Quel avenir ? Nous ne le connaissons pas, mais l'expérience nous apprend que plus ce virus mute, moins il est agressif. Les vaccins normaux devraient être disponible dès le mois d'avril. L'Europe en a déjà acheté de gros paquets. C'est une réponse utile d'autant que les vaccins-thérapies géniques monoclonaux, dangereux pour la santé, montrent actuellement leur limite et pas qu'un peu.
L'infection ancienne donne une immunité de longue durée, qui décroît cependant avec le temps. On peut penser, comme la grippe, qu'un vaccin (normal) de rappel, avec la saison froide, serait utile.
Mais le plus important, ce sont les traitements précoces, efficaces et peu chers, dès les premiers signes.
Quant aux masques et vaccins pour nos enfants, honte à nos gouvernants.
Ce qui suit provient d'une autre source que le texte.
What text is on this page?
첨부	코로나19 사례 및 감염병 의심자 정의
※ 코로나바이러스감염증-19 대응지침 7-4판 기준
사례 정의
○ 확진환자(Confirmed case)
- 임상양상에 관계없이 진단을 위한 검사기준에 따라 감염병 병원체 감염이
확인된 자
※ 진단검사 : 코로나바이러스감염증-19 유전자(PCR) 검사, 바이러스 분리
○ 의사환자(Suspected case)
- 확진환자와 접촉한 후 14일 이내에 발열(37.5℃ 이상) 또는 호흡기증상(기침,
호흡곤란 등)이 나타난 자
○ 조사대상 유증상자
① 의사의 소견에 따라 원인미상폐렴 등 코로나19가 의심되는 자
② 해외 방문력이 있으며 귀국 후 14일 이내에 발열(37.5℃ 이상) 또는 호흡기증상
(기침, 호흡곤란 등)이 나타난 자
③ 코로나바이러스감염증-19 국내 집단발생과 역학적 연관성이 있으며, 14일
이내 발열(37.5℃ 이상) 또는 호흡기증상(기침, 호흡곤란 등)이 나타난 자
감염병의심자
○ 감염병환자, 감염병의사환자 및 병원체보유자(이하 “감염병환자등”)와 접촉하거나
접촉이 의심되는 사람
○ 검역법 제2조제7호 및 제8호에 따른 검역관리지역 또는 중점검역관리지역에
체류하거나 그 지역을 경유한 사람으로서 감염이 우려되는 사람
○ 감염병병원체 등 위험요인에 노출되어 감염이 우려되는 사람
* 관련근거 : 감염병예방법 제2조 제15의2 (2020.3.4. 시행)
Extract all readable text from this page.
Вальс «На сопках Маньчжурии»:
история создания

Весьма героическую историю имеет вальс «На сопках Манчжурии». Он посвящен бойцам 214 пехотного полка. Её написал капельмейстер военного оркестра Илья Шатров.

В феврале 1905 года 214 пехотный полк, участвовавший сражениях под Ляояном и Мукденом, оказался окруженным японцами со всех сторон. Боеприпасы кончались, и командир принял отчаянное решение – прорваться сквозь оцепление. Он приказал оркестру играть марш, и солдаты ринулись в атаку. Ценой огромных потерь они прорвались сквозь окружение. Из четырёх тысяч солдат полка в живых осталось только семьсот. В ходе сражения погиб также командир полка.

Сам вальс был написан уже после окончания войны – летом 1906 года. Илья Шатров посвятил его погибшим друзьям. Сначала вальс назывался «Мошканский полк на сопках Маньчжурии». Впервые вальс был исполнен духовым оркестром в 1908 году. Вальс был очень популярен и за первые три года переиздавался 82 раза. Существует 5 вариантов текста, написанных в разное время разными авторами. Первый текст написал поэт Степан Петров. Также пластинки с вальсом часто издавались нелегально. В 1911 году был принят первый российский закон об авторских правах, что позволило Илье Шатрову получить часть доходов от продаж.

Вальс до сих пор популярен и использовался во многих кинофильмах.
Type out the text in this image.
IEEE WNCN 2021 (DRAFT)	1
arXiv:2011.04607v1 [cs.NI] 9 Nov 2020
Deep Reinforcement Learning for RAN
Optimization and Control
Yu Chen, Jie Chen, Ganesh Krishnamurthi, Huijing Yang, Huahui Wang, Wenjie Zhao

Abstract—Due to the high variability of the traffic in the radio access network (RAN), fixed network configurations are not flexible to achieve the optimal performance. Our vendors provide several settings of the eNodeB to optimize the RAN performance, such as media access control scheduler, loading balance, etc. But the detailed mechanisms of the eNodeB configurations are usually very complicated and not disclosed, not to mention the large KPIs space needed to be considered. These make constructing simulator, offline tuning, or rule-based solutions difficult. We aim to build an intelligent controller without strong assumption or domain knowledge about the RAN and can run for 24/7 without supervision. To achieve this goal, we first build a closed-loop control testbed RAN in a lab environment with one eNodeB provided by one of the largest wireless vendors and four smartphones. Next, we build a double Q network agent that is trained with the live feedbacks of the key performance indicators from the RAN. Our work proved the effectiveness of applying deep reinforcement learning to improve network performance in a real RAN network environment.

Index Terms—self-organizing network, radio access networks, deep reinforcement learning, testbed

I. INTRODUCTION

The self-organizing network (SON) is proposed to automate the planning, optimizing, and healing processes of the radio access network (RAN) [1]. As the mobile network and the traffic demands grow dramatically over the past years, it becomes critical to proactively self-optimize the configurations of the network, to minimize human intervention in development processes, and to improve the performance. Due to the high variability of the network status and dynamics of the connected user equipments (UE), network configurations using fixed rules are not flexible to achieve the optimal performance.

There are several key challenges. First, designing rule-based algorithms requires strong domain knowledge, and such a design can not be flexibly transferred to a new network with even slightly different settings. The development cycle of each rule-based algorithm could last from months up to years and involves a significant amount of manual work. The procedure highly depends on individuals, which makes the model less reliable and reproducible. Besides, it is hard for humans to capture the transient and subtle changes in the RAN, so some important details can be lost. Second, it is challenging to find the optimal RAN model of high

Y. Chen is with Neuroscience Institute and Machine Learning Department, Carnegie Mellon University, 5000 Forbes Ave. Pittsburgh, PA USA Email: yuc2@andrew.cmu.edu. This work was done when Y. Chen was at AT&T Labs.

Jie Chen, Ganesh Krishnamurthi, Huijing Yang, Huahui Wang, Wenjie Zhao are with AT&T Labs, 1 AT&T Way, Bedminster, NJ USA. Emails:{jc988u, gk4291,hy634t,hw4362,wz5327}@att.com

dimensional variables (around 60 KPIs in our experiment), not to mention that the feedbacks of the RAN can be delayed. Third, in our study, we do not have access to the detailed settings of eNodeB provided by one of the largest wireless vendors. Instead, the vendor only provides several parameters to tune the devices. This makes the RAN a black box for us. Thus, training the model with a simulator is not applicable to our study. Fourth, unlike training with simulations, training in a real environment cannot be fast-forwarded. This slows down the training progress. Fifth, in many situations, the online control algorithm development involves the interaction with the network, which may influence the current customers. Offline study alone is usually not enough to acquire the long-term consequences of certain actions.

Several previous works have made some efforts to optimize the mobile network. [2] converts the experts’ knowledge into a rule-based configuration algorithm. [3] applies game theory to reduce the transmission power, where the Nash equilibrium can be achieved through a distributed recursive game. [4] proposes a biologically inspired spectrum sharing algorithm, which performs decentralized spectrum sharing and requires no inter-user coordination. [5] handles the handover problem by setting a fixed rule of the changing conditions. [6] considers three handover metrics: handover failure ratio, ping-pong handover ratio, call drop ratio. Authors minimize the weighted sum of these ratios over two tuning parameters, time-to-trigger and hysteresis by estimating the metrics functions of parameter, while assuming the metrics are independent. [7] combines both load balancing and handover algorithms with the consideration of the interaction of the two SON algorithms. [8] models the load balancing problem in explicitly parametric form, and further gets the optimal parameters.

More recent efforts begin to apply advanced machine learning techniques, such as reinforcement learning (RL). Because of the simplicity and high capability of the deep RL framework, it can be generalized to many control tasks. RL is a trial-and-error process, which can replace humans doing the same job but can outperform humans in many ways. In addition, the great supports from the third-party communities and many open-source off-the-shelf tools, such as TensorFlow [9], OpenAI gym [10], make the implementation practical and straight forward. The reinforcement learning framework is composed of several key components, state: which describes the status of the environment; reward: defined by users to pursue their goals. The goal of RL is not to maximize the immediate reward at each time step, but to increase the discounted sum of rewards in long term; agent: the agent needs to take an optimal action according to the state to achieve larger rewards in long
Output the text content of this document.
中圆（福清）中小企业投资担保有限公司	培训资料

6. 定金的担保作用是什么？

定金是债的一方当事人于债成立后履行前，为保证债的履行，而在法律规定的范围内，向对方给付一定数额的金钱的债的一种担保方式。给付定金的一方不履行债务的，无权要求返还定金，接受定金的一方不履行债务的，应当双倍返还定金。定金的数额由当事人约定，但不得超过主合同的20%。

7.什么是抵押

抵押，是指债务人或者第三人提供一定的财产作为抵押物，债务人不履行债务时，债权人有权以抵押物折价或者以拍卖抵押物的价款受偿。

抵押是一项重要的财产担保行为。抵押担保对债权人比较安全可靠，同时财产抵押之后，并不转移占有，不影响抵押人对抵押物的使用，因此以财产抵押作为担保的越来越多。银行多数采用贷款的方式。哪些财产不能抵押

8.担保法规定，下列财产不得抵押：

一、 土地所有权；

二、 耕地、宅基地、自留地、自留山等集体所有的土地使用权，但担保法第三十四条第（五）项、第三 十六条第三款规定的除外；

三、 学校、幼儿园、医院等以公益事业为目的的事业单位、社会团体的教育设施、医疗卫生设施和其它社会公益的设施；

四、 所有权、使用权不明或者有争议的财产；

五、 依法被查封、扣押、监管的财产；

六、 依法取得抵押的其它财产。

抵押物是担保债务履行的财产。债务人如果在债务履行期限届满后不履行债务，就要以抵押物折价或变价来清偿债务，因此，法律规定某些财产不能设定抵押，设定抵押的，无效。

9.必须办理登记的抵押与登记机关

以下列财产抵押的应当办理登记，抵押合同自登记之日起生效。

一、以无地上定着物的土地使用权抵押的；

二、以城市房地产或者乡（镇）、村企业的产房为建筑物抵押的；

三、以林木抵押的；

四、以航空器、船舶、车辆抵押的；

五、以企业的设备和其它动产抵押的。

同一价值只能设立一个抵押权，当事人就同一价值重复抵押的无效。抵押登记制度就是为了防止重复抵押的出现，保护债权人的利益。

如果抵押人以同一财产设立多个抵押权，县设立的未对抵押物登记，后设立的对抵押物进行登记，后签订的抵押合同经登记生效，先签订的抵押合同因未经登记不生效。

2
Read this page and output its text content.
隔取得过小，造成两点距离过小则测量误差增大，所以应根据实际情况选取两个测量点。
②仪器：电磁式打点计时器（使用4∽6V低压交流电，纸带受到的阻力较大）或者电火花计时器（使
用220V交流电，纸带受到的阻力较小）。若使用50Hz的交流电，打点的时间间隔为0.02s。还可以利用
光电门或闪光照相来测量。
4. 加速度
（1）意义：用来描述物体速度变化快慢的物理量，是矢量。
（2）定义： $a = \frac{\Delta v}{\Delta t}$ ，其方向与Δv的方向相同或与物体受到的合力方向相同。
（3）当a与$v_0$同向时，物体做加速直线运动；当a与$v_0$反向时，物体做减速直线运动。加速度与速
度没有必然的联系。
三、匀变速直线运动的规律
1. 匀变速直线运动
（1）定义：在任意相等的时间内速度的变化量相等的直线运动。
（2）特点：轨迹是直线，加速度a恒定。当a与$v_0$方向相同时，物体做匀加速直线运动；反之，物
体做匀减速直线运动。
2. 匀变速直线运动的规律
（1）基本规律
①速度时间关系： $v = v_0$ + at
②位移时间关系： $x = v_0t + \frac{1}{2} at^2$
Ils abîment notre jeunesse, pour maintenir leur "récit" de la peur, discriminatoire, parfois haineux, qui est scientifiquement faux.
La conclusion est dès lors toujours simple, globalement c'est un constat de ‘bonne santé’ sous la réserve d’une fragilité accrue des vaccinés face au covid qu’il devient urgent d’investiguer honnêtement.